20 Decision Matrices
The basic building blocks of a decision problem are the following three sets:
- the set of acts (also called the alternatives);
- the set of outcomes (also called the consequences); and
- the set of states.
Suppose that \(A\) is the set of acts, \(O\) is the set of outcomes, and \(S\) is the set of states in some decision problem. An act together with a state leads to an outcome. More formally, each act \(a\in A\) is a function \(a: S\rightarrow O\) associating states with outcomes. For \(a\in A\), \(s\in S\) and \(o\in O\), we write \(a(s)=o\) when act \(a\) and state \(s\) results in outcome \(o\). The standard assumption in rational choice theory is that a decision maker chooses an element from the set \(A\) of acts and that this choice depends on which outcome is desired and beliefs about the states.
To illustrate the above ideas, suppose that you are offered a choice between two bets:
- bet 1: you receive $100 if it rains tomorrow at noon, and
- bet 2: you receive $200 if it does not rain tomorrow at noon.
This decision problem can be visualized using the following table, where the columns are labeled by the states, the rows are labeled by the acts and each cell of the table is the outcome that results from the chosen act and the realized state.
| rain at noon tomorrow | does not rain at noon tomorrow | |
| bet 1 | win $100 | receive nothing |
| bet 2 | receive nothing | win $200 |
The act you will choose (either bet 1 or bet 2) depends on your preferences over the outcomes (presumably you prefer more money to less) and your beliefs about whether or not it will rain tomorrow at noon.

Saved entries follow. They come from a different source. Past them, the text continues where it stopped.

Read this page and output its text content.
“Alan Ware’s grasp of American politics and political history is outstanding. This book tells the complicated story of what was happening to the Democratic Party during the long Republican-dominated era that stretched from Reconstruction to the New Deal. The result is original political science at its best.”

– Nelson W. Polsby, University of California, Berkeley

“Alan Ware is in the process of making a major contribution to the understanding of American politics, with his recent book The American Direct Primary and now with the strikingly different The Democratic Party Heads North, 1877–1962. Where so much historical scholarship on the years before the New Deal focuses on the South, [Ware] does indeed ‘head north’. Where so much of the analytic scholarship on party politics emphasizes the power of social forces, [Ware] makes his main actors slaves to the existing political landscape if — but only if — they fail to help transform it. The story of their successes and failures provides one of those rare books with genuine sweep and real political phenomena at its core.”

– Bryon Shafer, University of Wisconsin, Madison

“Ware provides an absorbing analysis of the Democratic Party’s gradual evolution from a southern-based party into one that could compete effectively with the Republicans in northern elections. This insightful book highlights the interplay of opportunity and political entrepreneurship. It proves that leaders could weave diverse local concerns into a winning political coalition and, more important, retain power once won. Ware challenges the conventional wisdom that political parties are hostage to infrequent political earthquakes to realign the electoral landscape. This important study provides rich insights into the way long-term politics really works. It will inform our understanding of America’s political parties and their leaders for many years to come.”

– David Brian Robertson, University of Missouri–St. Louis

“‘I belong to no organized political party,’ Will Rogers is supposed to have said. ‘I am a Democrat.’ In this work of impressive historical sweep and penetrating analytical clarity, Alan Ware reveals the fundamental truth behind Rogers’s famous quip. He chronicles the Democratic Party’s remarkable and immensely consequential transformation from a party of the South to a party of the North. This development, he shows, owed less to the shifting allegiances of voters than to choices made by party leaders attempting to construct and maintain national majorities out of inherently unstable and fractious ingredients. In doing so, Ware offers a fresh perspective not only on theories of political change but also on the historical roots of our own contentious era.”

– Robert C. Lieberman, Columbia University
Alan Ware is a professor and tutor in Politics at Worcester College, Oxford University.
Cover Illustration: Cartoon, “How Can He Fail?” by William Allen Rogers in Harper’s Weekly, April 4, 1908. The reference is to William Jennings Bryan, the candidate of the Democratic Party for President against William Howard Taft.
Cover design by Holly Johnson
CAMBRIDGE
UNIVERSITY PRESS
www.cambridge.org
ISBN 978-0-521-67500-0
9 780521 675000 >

Typically, when describing a decision problem it is straightforward to write down the set of acts and the set of outcomes. However, there are often multiple ways to describe the states in a decision problem. For example, one might split the state “rain at noon tomorrow” into two states: the first state is that it rains between 11am and 1pm and the second state is that it rains between 11:30am and 1:30pm. Similarly, the state “does not rain at noon tomorrow” may be split into two states: the first state is that it rains between 1pm and 2pm and the second state is that it does not rain at all. This way of describing the decision problem leads to the following table:
| rain 11am-1pm | rain 11:30am-1:30pm | rain 1:00pm-2:00pm | does not rain | |
| bet 1 | win $100 | win $100 | receive nothing | receive nothing |
| bet 2 | receive nothing | receive nothing | win $200 | win $200 |
In general, there is no single best way to describe the states in a decision problem. There are two important assumptions about states. The first assumption is that a state resolves all remaining uncertainty, so that a state together with an act results in a single outcome. So, for example, “it is cloudy at noon tomorrow” cannot be used as a state since it does not specify the outcome associated with each act. The second assumption is that the player’s choice of act does not influence which state is realized. For instance, consider the following representation of the above decision problem:
| choose the correct bet | choose the wrong bet | |
| bet 1 | win $100 | receive nothing |
| bet 2 | win $200 | receive nothing |
This representation of the decision problem implies that bet 2 is clearly better than bet 1. The problem is that which of the two states is realized depends on whether it rains tomorrow at noon and the act chosen by the decision maker.
In these notes, we study two types of decision problems.
- Decisions under certainty: The decision maker knows which state is realized (or, equivalently, there is only one state). In this case, we can simplify the description of the decision problem by assuming that the decision maker directly chooses from the set of outcomes.
- Decisions under uncertainty: The decision maker is uncertain about the which state is realized. Thus, both the decision maker’s preferences over the outcomes and the decision maker’s beliefs about the states are represented in a decision under uncertainty.